A leading Australian mouse researcher says mice are at plague proportions in Western Australian grain paddocks and urgent action is needed.

It comes as residents of regional communities say the number of mice in their homes is unprecedented, with mice chewing through plastic containers, milk cartons and food containers.

CSIRO research officer Steve Henry, who has studied reported mouse numbers in paddocks from Geraldton to Esperance, said the figures were alarming.

“I’m really concerned,” Mr Henry said.

“When you’re getting over two to three hundred mice per hectare, then you’ve really got cause for concern.

“They’re counting between three and four thousand burrows [six to eight thousand mice] per hectare in some locations.”

Mr Henry said he visited WA in 2022 when numbers were high, but this year the problem was worse. 
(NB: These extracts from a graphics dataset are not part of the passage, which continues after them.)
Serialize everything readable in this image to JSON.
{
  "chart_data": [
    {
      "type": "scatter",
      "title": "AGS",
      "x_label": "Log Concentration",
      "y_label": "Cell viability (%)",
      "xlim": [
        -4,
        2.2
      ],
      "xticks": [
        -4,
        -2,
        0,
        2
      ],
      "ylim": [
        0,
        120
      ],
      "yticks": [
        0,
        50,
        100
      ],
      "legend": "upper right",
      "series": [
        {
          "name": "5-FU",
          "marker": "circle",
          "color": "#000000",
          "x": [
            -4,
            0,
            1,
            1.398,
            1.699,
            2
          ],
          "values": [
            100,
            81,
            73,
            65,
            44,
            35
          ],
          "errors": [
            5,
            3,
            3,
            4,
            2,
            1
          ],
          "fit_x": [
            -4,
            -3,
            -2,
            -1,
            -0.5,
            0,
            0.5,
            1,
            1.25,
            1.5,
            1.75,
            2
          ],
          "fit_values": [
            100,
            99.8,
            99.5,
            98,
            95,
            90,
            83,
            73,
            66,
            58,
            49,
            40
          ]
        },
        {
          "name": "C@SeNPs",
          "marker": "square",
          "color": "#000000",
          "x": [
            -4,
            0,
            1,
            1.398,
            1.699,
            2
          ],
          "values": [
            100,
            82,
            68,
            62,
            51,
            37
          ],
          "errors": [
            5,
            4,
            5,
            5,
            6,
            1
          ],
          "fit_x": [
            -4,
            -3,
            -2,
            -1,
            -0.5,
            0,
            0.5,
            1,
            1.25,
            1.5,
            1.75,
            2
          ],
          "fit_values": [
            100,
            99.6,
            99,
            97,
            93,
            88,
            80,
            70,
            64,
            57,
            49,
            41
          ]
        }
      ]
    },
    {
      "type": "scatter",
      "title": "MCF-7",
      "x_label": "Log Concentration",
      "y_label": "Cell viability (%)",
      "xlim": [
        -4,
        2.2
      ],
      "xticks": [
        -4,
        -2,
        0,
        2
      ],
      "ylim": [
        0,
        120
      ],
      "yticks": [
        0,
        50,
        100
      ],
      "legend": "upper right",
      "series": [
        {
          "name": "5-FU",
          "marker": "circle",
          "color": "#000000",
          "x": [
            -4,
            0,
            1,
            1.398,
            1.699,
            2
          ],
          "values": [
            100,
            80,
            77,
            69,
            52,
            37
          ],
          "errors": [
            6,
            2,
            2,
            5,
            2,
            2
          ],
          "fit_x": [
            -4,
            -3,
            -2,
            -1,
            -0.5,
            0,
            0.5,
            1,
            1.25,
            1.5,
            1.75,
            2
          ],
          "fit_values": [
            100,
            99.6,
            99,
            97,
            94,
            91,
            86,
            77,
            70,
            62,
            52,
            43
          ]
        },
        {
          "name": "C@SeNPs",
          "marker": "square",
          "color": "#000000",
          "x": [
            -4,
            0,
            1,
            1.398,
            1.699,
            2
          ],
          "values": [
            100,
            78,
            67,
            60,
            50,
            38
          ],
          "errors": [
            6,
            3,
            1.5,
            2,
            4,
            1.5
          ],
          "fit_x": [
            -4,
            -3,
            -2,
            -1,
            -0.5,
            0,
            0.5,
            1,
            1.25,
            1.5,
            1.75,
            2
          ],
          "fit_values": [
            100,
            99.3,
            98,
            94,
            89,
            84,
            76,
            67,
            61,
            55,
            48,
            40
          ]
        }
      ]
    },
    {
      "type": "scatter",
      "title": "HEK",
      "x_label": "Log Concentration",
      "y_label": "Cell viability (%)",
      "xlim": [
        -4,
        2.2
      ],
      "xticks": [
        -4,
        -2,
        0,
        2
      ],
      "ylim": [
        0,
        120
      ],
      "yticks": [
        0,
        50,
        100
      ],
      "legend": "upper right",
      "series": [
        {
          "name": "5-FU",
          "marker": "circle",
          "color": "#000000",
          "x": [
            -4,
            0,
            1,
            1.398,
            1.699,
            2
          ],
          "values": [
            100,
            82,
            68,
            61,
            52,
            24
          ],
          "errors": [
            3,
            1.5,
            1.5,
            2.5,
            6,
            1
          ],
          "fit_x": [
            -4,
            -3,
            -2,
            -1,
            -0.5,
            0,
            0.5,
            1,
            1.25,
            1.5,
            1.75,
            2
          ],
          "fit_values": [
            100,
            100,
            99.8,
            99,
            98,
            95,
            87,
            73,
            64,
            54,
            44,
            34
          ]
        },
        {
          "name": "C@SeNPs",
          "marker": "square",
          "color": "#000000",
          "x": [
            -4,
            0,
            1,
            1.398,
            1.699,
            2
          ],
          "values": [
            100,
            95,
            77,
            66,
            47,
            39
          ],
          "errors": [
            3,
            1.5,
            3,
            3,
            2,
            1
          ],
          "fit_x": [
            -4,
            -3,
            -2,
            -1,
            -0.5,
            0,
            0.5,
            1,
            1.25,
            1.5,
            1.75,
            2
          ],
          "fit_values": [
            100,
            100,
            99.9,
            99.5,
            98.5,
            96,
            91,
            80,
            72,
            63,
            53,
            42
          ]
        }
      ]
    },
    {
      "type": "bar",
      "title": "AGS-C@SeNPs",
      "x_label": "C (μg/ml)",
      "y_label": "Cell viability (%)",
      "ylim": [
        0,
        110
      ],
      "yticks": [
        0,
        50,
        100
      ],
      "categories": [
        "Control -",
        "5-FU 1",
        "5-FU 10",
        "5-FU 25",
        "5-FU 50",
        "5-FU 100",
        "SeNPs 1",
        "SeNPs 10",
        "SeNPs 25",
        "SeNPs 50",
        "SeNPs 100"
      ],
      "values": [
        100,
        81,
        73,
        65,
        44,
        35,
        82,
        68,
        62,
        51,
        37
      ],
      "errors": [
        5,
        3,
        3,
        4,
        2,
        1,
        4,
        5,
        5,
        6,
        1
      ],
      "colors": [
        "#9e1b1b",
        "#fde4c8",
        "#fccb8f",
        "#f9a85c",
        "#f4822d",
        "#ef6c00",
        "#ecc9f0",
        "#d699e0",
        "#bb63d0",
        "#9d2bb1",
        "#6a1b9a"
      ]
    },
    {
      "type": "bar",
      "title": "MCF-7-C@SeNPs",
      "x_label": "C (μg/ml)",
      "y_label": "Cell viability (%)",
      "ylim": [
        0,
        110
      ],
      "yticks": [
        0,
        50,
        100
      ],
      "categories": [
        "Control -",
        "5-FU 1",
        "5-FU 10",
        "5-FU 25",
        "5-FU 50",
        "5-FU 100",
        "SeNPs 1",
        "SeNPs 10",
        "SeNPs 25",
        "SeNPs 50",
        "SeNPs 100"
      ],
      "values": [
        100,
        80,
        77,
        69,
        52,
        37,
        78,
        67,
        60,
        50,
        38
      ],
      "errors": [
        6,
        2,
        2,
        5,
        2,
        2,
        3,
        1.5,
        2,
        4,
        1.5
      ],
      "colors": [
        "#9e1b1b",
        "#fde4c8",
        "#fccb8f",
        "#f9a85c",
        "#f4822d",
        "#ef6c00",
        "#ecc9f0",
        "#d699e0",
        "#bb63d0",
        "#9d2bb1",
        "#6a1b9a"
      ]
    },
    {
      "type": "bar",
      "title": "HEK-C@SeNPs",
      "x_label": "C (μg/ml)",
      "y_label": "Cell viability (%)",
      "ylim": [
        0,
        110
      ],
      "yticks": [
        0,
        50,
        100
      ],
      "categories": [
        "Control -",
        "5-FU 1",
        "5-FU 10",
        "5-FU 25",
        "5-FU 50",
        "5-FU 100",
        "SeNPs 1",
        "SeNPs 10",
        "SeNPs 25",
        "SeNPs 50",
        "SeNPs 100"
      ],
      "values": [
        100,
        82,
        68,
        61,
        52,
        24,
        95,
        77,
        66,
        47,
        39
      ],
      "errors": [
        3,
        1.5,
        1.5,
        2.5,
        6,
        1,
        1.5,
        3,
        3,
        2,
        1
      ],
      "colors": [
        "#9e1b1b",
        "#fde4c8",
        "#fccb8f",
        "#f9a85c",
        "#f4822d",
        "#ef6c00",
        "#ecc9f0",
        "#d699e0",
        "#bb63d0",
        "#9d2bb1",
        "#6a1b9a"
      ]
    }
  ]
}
A mouse in a paddock with red dirt and crop stubble.

Farmers are reporting more mice infestations across Western Australia’s farming region.  (Supplied: CSIRO)

Grain paddocks surround the small community of Morawa, 360 kilometres north-east of Perth.

Long-term resident and pest controller, Peter Cekanauskas, came home from a week away to find mice had taken root in his pantry.

“It was like a horror story,” he said.

“A dozen mice were visibly running over everything, amongst torn bags of self-raising flour and sugar.”

He placed 7.5 kilograms of bait around his property, which was consumed in less than three days — an amount he estimated could kill about 75 kilograms of mice.

Mr Cekanauskas said the problem was widespread, and he was being called out to more mouse infestations than ever before.

CSIOR researcher Steve Henry  weighing a mouse

Steve Henry says he has never seen mouse numbers so high in Western Australia.  (ABC News: Alice Kenney)

He said a resident told him mice had eaten their way through a plastic container of rolled oats, and nibbled through UHT milk containers, creating a flood.  

“My supplier of chemicals has remarked that he’s had an increase of sales in this area,” he said.

Mice don’t stop breeding

Mr Henry said mice could breed prolifically.

“Mice start breeding when they’re six weeks old, they have six to 10 babies every 19 to 21 days, they give birth, and within two or three days, they fall pregnant again,” he said.

“So where you have 100 females per hectare, in three weeks’ time that’s going to be 600 per hectare.

Dead mice in a bucket

New South Wales experienced a serious mouse plague in 2021. (Supplied: Kylie Jordison)

“I’m seeing videos of hundreds of mice running around … at Ravensthorpe where they’re running a seed cleaner there’s mice all over the place.”

Farmers are preparing to seed this season’s grain crop, but before they do, Mr Henry said it was essential they checked their paddocks for mice.

“It’s really important farmers in those areas are prepared to bait as they sow the crop or they could sustain some significant [crop] losses,” he said.

“We don’t want this to spiral completely out of control and we end up seeing something like we saw in New South Wales in 2021.”

Spreading baits is the latest problem for WA farmers who have reduced their paddock movements to conserve fuel, with supply shortages an ongoing challenge for the agricultural sector.